Mass readings for Monday in the second week of Advent:
Isaiah 35:1-10 (God himself will come and save you.)
Responsorial Psalm: Isaiah 35:4f
Luke 5:17-26 (healing of the paralyzed man)
My 4-year-old grandson brought a book to his mother and asked her to read it aloud. "What's it about?" she asked. He answered, "How Johnny defeats Clement." Clement,
as you probably guessed, is his older brother, and besting Clement — at running or riding a bike — would for Johnny be vindiction, divine recompense. And in that, he's just like the rest of us, though we've learned to disguise our desires with coats of pious paint.
So what are we to do with the song from the mouth of the prophet Isaiah, who promises, "Here is your God,/ he comes with vindication;/ with divine recompense/ he comes to save you"? Because the promise is not about settling scores, with us as the score-keepers.

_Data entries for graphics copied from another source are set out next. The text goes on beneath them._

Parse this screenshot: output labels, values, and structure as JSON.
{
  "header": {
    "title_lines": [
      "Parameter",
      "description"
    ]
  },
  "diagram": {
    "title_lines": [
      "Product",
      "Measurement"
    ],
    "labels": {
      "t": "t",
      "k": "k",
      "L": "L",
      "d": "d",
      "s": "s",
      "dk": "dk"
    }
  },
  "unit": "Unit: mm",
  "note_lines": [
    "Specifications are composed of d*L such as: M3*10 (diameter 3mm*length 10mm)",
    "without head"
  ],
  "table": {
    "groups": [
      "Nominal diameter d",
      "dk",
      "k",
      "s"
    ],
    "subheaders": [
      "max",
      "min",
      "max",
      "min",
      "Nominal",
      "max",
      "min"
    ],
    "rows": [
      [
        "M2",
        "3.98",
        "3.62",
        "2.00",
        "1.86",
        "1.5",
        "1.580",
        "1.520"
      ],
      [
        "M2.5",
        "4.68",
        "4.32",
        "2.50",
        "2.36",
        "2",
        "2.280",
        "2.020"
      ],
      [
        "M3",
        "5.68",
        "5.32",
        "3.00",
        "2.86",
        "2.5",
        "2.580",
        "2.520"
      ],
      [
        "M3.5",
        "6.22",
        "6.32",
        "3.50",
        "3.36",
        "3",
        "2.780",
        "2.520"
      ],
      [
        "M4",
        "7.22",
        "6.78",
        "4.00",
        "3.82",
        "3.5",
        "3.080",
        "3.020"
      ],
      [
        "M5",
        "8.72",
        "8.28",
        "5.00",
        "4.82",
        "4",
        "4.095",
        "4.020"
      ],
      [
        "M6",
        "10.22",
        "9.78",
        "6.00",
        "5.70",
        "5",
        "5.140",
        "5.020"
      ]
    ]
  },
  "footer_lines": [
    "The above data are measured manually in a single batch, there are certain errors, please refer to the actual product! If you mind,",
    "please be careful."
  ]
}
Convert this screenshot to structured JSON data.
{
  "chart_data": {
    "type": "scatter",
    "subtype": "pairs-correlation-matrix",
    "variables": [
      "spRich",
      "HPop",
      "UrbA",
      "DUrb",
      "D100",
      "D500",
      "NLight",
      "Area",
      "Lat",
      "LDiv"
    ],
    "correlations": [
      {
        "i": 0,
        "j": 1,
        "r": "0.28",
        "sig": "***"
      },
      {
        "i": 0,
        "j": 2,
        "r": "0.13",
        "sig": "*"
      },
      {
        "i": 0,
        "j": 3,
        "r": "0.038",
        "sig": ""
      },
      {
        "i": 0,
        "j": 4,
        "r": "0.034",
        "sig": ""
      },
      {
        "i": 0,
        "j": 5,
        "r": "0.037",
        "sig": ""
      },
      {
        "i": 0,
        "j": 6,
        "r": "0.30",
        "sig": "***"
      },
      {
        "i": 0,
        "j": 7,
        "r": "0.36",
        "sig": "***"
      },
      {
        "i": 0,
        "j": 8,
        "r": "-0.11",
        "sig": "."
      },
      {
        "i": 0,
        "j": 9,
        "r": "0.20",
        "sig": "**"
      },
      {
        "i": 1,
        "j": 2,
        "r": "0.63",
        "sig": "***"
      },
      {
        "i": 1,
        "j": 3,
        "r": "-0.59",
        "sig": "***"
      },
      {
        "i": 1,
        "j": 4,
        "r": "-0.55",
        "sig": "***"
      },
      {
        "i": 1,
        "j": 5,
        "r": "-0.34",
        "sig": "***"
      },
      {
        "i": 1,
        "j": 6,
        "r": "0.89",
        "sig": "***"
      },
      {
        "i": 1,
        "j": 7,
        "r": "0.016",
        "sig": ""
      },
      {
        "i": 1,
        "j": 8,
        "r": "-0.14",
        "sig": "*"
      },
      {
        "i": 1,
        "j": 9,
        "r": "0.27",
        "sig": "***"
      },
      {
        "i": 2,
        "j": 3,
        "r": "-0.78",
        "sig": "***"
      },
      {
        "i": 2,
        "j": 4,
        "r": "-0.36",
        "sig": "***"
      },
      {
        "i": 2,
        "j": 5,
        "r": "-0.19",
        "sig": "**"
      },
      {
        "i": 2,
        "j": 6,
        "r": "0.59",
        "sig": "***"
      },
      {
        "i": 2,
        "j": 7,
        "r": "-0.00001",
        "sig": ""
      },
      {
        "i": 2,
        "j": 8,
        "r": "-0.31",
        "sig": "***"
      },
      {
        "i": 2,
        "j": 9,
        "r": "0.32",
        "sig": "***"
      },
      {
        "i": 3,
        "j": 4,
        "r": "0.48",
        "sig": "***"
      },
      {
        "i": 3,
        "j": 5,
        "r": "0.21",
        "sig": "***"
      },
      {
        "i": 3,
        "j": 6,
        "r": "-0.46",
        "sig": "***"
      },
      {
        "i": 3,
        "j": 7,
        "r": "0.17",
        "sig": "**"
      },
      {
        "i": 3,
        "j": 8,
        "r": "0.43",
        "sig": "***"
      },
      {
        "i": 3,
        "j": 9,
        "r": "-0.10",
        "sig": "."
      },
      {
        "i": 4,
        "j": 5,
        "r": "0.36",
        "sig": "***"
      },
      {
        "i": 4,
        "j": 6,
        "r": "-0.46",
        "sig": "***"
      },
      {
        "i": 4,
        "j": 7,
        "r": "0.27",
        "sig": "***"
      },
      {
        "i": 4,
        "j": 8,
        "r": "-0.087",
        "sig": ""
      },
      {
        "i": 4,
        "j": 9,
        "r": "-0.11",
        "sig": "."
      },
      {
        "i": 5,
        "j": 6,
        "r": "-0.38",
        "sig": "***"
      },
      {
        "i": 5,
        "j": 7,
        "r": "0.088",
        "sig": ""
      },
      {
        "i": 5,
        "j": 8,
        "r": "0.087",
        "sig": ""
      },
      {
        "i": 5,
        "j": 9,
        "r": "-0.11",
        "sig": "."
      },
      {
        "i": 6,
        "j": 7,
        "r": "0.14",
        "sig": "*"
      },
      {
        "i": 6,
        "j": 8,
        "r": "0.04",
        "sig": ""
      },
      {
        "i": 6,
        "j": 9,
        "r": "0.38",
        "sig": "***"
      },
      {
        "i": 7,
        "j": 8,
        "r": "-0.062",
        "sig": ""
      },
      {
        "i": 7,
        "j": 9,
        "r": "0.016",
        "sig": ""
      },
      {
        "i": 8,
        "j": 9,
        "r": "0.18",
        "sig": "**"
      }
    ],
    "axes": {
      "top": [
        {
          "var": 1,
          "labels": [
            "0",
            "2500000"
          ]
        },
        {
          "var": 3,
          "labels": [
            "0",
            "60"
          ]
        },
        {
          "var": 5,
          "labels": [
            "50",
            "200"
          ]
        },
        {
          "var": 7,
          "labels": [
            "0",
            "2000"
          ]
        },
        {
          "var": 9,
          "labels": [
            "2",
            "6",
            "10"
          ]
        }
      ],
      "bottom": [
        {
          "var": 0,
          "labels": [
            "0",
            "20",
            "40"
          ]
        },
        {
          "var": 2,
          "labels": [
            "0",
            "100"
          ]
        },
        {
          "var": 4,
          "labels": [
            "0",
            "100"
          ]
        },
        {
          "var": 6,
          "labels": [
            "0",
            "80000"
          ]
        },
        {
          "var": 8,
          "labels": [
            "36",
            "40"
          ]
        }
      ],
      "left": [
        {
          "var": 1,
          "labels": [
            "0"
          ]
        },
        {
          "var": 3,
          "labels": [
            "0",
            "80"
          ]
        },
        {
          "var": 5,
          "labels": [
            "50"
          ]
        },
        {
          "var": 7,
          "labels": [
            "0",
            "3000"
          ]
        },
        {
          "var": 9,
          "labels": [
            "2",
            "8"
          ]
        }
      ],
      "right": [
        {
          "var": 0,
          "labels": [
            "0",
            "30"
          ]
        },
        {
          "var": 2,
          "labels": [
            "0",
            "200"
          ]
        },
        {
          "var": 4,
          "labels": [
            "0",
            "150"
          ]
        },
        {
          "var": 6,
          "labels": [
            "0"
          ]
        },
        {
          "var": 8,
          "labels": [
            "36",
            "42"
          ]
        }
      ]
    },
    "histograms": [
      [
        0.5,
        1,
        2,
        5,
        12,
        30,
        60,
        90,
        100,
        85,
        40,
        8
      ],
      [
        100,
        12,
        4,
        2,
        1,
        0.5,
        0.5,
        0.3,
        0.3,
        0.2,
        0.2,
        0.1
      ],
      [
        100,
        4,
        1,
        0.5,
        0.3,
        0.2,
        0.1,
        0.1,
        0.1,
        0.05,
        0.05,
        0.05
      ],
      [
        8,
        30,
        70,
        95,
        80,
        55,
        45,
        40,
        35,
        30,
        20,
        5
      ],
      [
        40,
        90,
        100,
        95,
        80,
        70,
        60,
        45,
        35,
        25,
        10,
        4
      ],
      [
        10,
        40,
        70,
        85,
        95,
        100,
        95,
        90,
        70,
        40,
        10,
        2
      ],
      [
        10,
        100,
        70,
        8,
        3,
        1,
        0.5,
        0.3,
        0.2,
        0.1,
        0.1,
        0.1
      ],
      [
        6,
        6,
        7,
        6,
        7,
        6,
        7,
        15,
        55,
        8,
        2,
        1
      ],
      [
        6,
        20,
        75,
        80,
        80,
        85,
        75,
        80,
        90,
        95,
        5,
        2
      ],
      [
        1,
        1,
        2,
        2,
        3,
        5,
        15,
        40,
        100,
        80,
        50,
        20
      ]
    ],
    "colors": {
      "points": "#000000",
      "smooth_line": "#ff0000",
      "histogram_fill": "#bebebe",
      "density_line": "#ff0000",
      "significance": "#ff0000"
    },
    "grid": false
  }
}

The recompense of God is abundance and healing — eyes that see, ears that hear. This is a holy way to walk "for those with a journey to make," which is to say, all of us wounded and thirsty and weak-kneed pilgrims. We're even comforted that "no fools go astray on this path," good news, it would seem, for foolish us.
But is this good news? By recompense, we mean, somebody pays. The powerful who witness Jesus offer forgiveness to the paralyzed man are not glad to see this outpouring of mercy. They want a credentials check and punishment for the one who can't produce the proper paperwork. So Jesus, the very hymn of Isaiah walking among them, makes visible the recompense of God. "I say to you, rise, pick up your stretcher, and go home."
In the darkness of Advent we ask for light, that our blind eyes would be opened. Opened to see, not as we see, but as God sees. We ask that our frightened hearts be strengthened to put away fear and receive a mercy we can neither imagine nor perhaps yet even desire. A mercy in which there is no longer beast of prey or prey, just the ransomed, going home, singing and crowned with everlasting joy.